The average AI data center takes roughly two years to build. So if 2024 was the year of new project announcements, and 2025 was the year when construction investments started to hit GDP, then 2026 will either be the year where a lot of this new capacity comes online (leading to further declines in the cost of compute) or it will be the year when many of these construction projects begin to face delays. We already have seen a few of these delays publicly reported in Q4 2025. If hyperscalers begin to warehouse their new AI chips rather than installing them directly into data centers, this will be a telltale sign that the era of delays has begun.
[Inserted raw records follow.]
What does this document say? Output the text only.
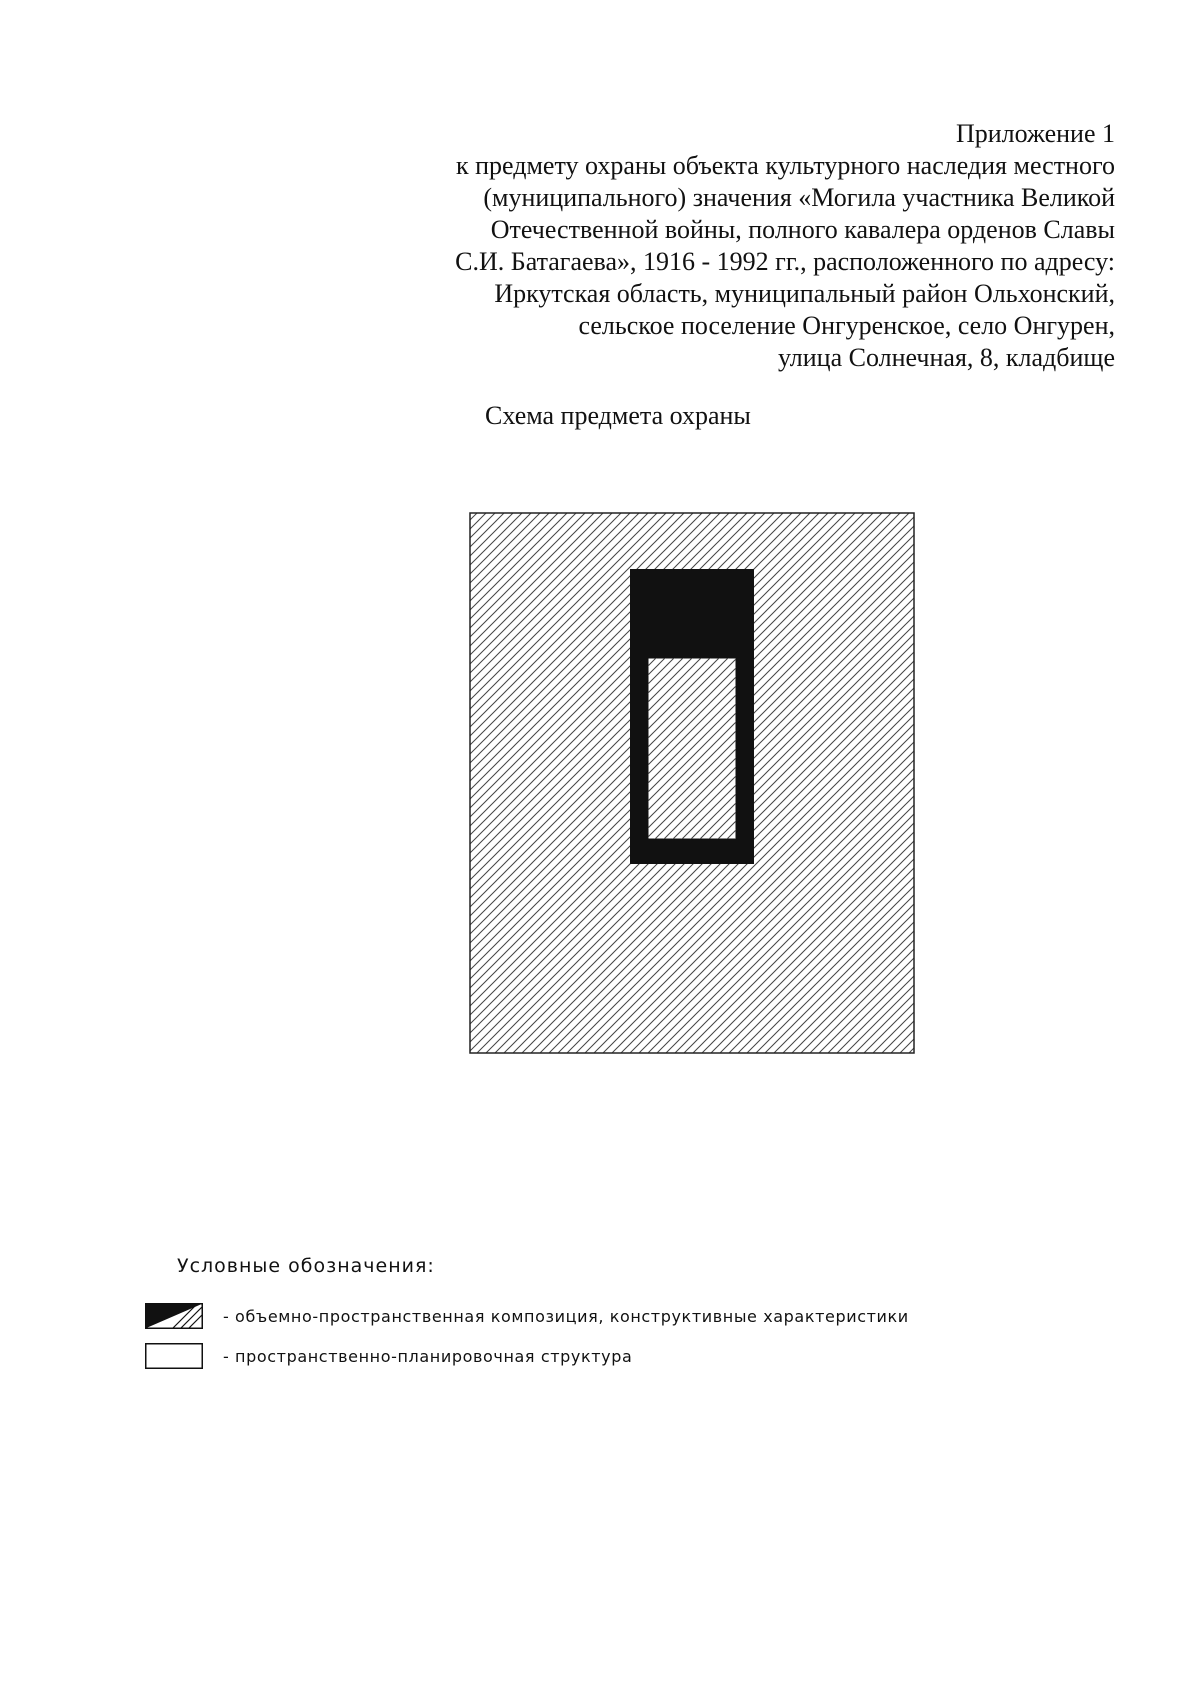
Приложение 1
к предмету охраны объекта культурного наследия местного
(муниципального) значения «Могила участника Великой
Отечественной войны, полного кавалера орденов Славы
С.И. Батагаева», 1916 - 1992 гг., расположенного по адресу:
Иркутская область, муниципальный район Ольхонский,
сельское поселение Онгуренское, село Онгурен,
улица Солнечная, 8, кладбище
Схема предмета охраны
Условные обозначения:
- объемно-пространственная композиция, конструктивные характеристики
- пространственно-планировочная структура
The other way in which 2026 will be the “Year of Delays” has to do with the AGI timeline. For a long time, Silicon Valley luminaries were forecasting the imminent emergence of AGI, with “AGI in 2027” thrown around frequently in conversation. Since June of this year, there has been a progressive walk-back of this timeline. Dwarkesh Patel’s recent podcast interviews with Richard Sutton, Andrej Karpathy, and Ilya Sutskever are a demarcating line; the new consensus is that the AGI window will be in the 2030s, at earliest. In the coming year, I expect this “update” to filter outside of Silicon Valley. There are implications across many areas. The most notable risk is that hyperscaler CapEx today ends up being outdated.
Tale 2: The Relentless Drive Toward AI Adoption
The area where I do not expect to see any delays is in AI adoption itself. The fading of hype will have little impact on fundamentals. If anything, the best startups are growing faster than ever from $0 to $100M in revenue. In 2026, we’re going to see the emergence of a $0 to $1B club. The trend of the last three years—and likely for many more—is that startups are laying the foundation for the future economy, one building block at a time. There are many excellent entrepreneurs exploring new niches, and a lot of latent value has yet to be unlocked.
The best AI startups are moving with extreme efficiency—many are earning north of $1M in revenue per employee. This implies market pull vs. a push sale. Today’s entrepreneurs are building “self-improving” companies—they are themselves using AI agents for functions like legal, recruiting, and sales—creating an ecosystem flywheel effect. AI app companies are also riding a compute cost curve that should drive incremental margin improvement, especially as new data centers come online between now and 2030. Finally, with enterprises facing adoption fatigue on DIY implementations, startups are gaining even more momentum.
For some, AI adoption is happening too slowly. Those expecting a rapid AI takeoff would prefer to see a deus ex machina moment carry us straight to the finish line. I think that dream is likely to disappoint. Instead, the next leg of the AI story will require hard work, creative brilliance, and endurance to reach a new threshold where AI radically transforms the economy. We need only to look at the green shoots—founder motivation, aggressiveness, hunger to win, customer obsession—to see that this future is coming.